Güneş batmak üzere, koşa koşa mesai saatine yetişmeye çalışırken; bu projeye başlayabilir miyiz, eksiklikleri giderebilir miyiz, başarılı olabilir miyiz…? gibi sorular kafamızı kurcalarken, Hatay Cemil Meriç İl Halk Kütüphanesi tabelasının altında, güler yüzlü bir müdürün, Ümmü Hanım’ın karşısında bulduk kendimizi.
Mesai saati bitmesine rağmen bizi içeri alan ve kütüphaneyi gezdiren Ümmü Hanım, anlattıklarıyla bir umut doğurmuştu. Çok fazla eksik vardı, aylarca uğraşılacak sorunlar bizi bekliyordu. İşimiz zordu, yükümüz ağırdı ama bu ağırlığın altında da ezilmeyecek gönüllüler vardı.

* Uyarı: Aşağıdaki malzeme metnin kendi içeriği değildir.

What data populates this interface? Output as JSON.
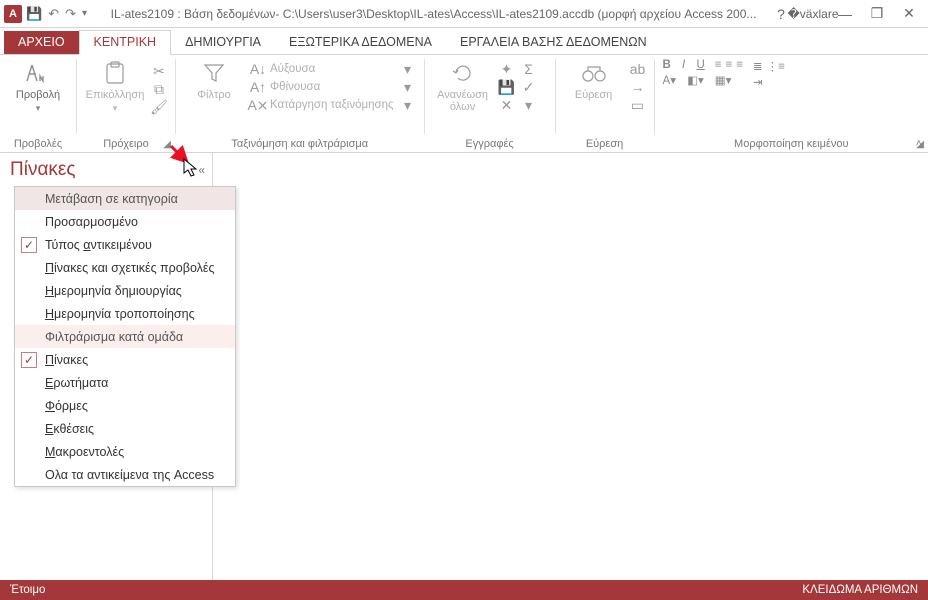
{
  "titlebar": {
    "app_letter": "A",
    "title": "IL-ates2109 : Βάση δεδομένων- C:\\Users\\user3\\Desktop\\IL-ates\\Access\\IL-ates2109.accdb (μορφή αρχείου Access 200...",
    "help": "?",
    "min": "—",
    "max": "❐",
    "close": "✕"
  },
  "tabs": {
    "file": "ΑΡΧΕΙΟ",
    "home": "ΚΕΝΤΡΙΚΗ",
    "create": "ΔΗΜΙΟΥΡΓΙΑ",
    "external": "ΕΞΩΤΕΡΙΚΑ ΔΕΔΟΜΕΝΑ",
    "dbtools": "ΕΡΓΑΛΕΙΑ ΒΑΣΗΣ ΔΕΔΟΜΕΝΩΝ"
  },
  "ribbon": {
    "views": {
      "btn": "Προβολή",
      "label": "Προβολές"
    },
    "clipboard": {
      "paste": "Επικόλληση",
      "label": "Πρόχειρο"
    },
    "sortfilter": {
      "filter": "Φίλτρο",
      "asc": "Αύξουσα",
      "desc": "Φθίνουσα",
      "clear_sort": "Κατάργηση ταξινόμησης",
      "label": "Ταξινόμηση και φιλτράρισμα"
    },
    "records": {
      "refresh": "Ανανέωση\nόλων",
      "label": "Εγγραφές"
    },
    "find": {
      "find": "Εύρεση",
      "label": "Εύρεση"
    },
    "textfmt": {
      "label": "Μορφοποίηση κειμένου"
    }
  },
  "navpane": {
    "header": "Πίνακες"
  },
  "ctxmenu": {
    "header1": "Μετάβαση σε κατηγορία",
    "custom": "Προσαρμοσμένο",
    "obj_type_pre": "Τύπος ",
    "obj_type_u": "α",
    "obj_type_post": "ντικειμένου",
    "tables_views_u": "Π",
    "tables_views_post": "ίνακες και σχετικές προβολές",
    "created_u": "Η",
    "created_post": "μερομηνία δημιουργίας",
    "modified_u": "Η",
    "modified_post": "μερομηνία τροποποίησης",
    "header2": "Φιλτράρισμα κατά ομάδα",
    "tables_u": "Π",
    "tables_post": "ίνακες",
    "queries_u": "Ε",
    "queries_post": "ρωτήματα",
    "forms_u": "Φ",
    "forms_post": "όρμες",
    "reports_u": "Ε",
    "reports_post": "κθέσεις",
    "macros_u": "Μ",
    "macros_post": "ακροεντολές",
    "all_objects": "Ολα τα αντικείμενα της Access"
  },
  "statusbar": {
    "ready": "Έτοιμο",
    "numlock": "ΚΛΕΙΔΩΜΑ ΑΡΙΘΜΩΝ"
  }
}
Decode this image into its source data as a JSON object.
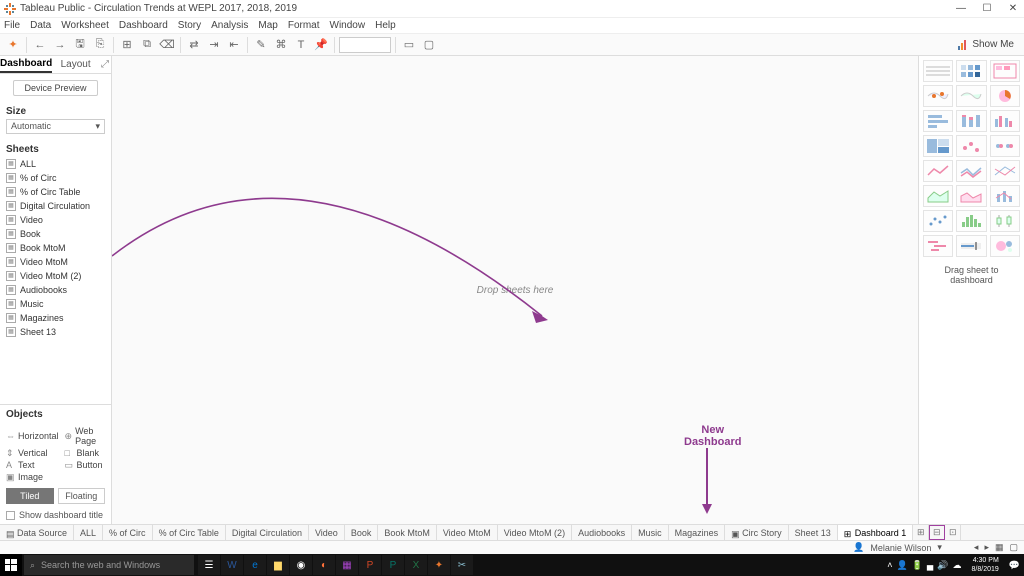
{
  "titlebar": {
    "app": "Tableau Public",
    "doc": "Circulation Trends at WEPL 2017, 2018, 2019"
  },
  "menu": [
    "File",
    "Data",
    "Worksheet",
    "Dashboard",
    "Story",
    "Analysis",
    "Map",
    "Format",
    "Window",
    "Help"
  ],
  "toolbar": {
    "showme": "Show Me"
  },
  "leftpanel": {
    "tabs": {
      "dashboard": "Dashboard",
      "layout": "Layout"
    },
    "device_preview": "Device Preview",
    "size_label": "Size",
    "size_value": "Automatic",
    "sheets_label": "Sheets",
    "sheets": [
      "ALL",
      "% of Circ",
      "% of Circ Table",
      "Digital Circulation",
      "Video",
      "Book",
      "Book MtoM",
      "Video MtoM",
      "Video MtoM (2)",
      "Audiobooks",
      "Music",
      "Magazines",
      "Sheet 13"
    ],
    "objects_label": "Objects",
    "objects": [
      {
        "label": "Horizontal",
        "icon": "⇔"
      },
      {
        "label": "Web Page",
        "icon": "⊕"
      },
      {
        "label": "Vertical",
        "icon": "⇕"
      },
      {
        "label": "Blank",
        "icon": "□"
      },
      {
        "label": "Text",
        "icon": "A"
      },
      {
        "label": "Button",
        "icon": "▭"
      },
      {
        "label": "Image",
        "icon": "▣"
      }
    ],
    "tiled": "Tiled",
    "floating": "Floating",
    "show_title": "Show dashboard title"
  },
  "canvas": {
    "drop_hint": "Drop sheets here"
  },
  "rightpanel": {
    "hint": "Drag sheet to dashboard"
  },
  "annotation": {
    "line1": "New",
    "line2": "Dashboard"
  },
  "sheettabs": {
    "data_source": "Data Source",
    "tabs": [
      "ALL",
      "% of Circ",
      "% of Circ Table",
      "Digital Circulation",
      "Video",
      "Book",
      "Book MtoM",
      "Video MtoM",
      "Video MtoM (2)",
      "Audiobooks",
      "Music",
      "Magazines"
    ],
    "story": "Circ Story",
    "sheet13": "Sheet 13",
    "active": "Dashboard 1"
  },
  "statusbar": {
    "user": "Melanie Wilson"
  },
  "taskbar": {
    "search_placeholder": "Search the web and Windows",
    "time": "4:30 PM",
    "date": "8/8/2019"
  },
  "colors": {
    "accent": "#8e3a8e"
  }
}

İlk iş ATAK’tı. İki katlı ve çok büyük kütüphanenin neresine dönsek bir sorun çıkıyordu. Ellerimizde kağıtlar yaklaşık 40 büyük problem belirlemiştik ve 20’sine gücümüz yeter diye kabul etmiştik. Profesyonel bir işçilik isteyen kütüphaneyi onarıp boyayacaktık.

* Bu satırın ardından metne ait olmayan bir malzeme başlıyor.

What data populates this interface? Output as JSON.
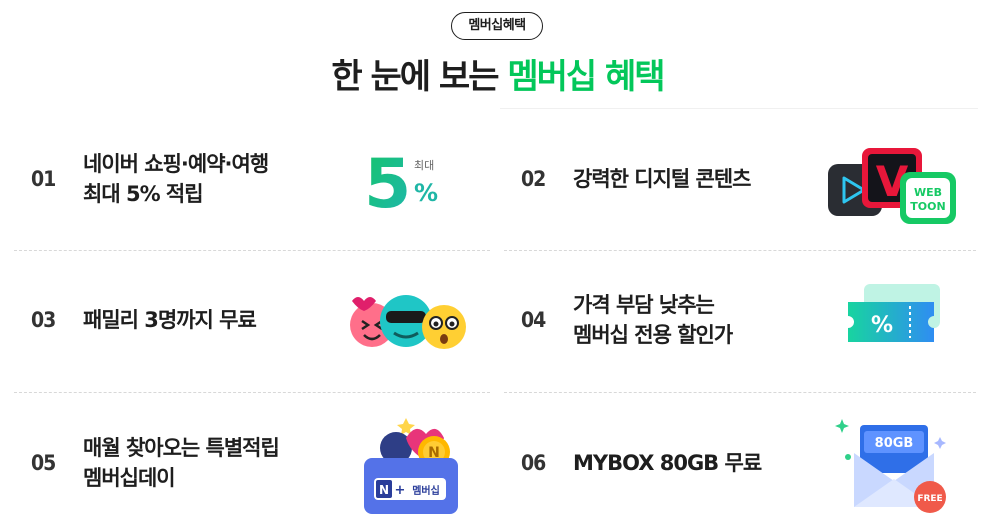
{
  "header": {
    "badge": "멤버십혜택",
    "title_plain": "한 눈에 보는 ",
    "title_accent": "멤버십 혜택"
  },
  "colors": {
    "accent": "#03c75a",
    "text": "#1e1e1e"
  },
  "benefits": [
    {
      "num": "01",
      "line1": "네이버 쇼핑·예약·여행",
      "line2": "최대 5% 적립",
      "icon": "five-percent-icon",
      "icon_text": {
        "small": "최대",
        "big": "5",
        "pct": "%"
      }
    },
    {
      "num": "02",
      "line1": "강력한 디지털 콘텐츠",
      "line2": "",
      "icon": "digital-content-apps-icon",
      "icon_text": {
        "webtoon": "WEB\nTOON"
      }
    },
    {
      "num": "03",
      "line1": "패밀리 3명까지 무료",
      "line2": "",
      "icon": "emoji-faces-icon"
    },
    {
      "num": "04",
      "line1": "가격 부담 낮추는",
      "line2": "멤버십 전용 할인가",
      "icon": "discount-coupon-icon",
      "icon_text": {
        "pct": "%"
      }
    },
    {
      "num": "05",
      "line1": "매월 찾아오는 특별적립",
      "line2": "멤버십데이",
      "icon": "membership-gift-box-icon",
      "icon_text": {
        "box_label": "멤버십",
        "n": "N",
        "plus": "+"
      }
    },
    {
      "num": "06",
      "line1": "MYBOX 80GB 무료",
      "line2": "",
      "icon": "mybox-envelope-icon",
      "icon_text": {
        "card": "80GB",
        "tag": "FREE"
      }
    }
  ]
}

İlk dönem, 90 katılımcıyla 2 günlük atak yapmıştık ve yerel kaynağı çok fazla kullanmıştık. Bundan dolayı kaynak çalışmamız uzun ve verimli sürdü. Girdiğimiz dükkanlarda kütüphane ismi geçince irkilen insanlar gördük. Yerini bilmeyen, hatta gereksizliğini savunanlarla tartıştık. Günlerce diken üzerinde gezdik. Sanki her şey karşımızdaymış gibiydi. Atağa bir gün kala boyaları bize gönderecek firmanın vazgeçtiğini öğrendik.
Hava kapanmaya başlamış, 30 katılımcı yarın sabahki atak için hazırlık yapmaya eve gitmişti. Acil durum ilan edilip kaynağa çıktık. Bir yandan yağmur yağıyor, diğer yandan firmalar destek olmuyor ve hararetli tartışmalara konu açıyordu. Antakya’nın son beş yıldır gördüğü en büyük yağmurda boyacıların adresleri ellerimizde, sırılsıklam geziyorduk; tarih ve balık kokan çarşıda.
9 kişi başladığımız kaynak çalışmasını 2 kişi bitirdik. Kadın gönüllüleri, özellikle hasta olanları oy birliğiyle evine, dinlenmeye gönderdik ve sonra göndermeler devam etti. Boyaların ve fırçaların yaklaşık %40’ını 6 saat sonra kaynakla bulmuştuk, kalanını bize cömertçe gönderilen proje parasından aldık ve…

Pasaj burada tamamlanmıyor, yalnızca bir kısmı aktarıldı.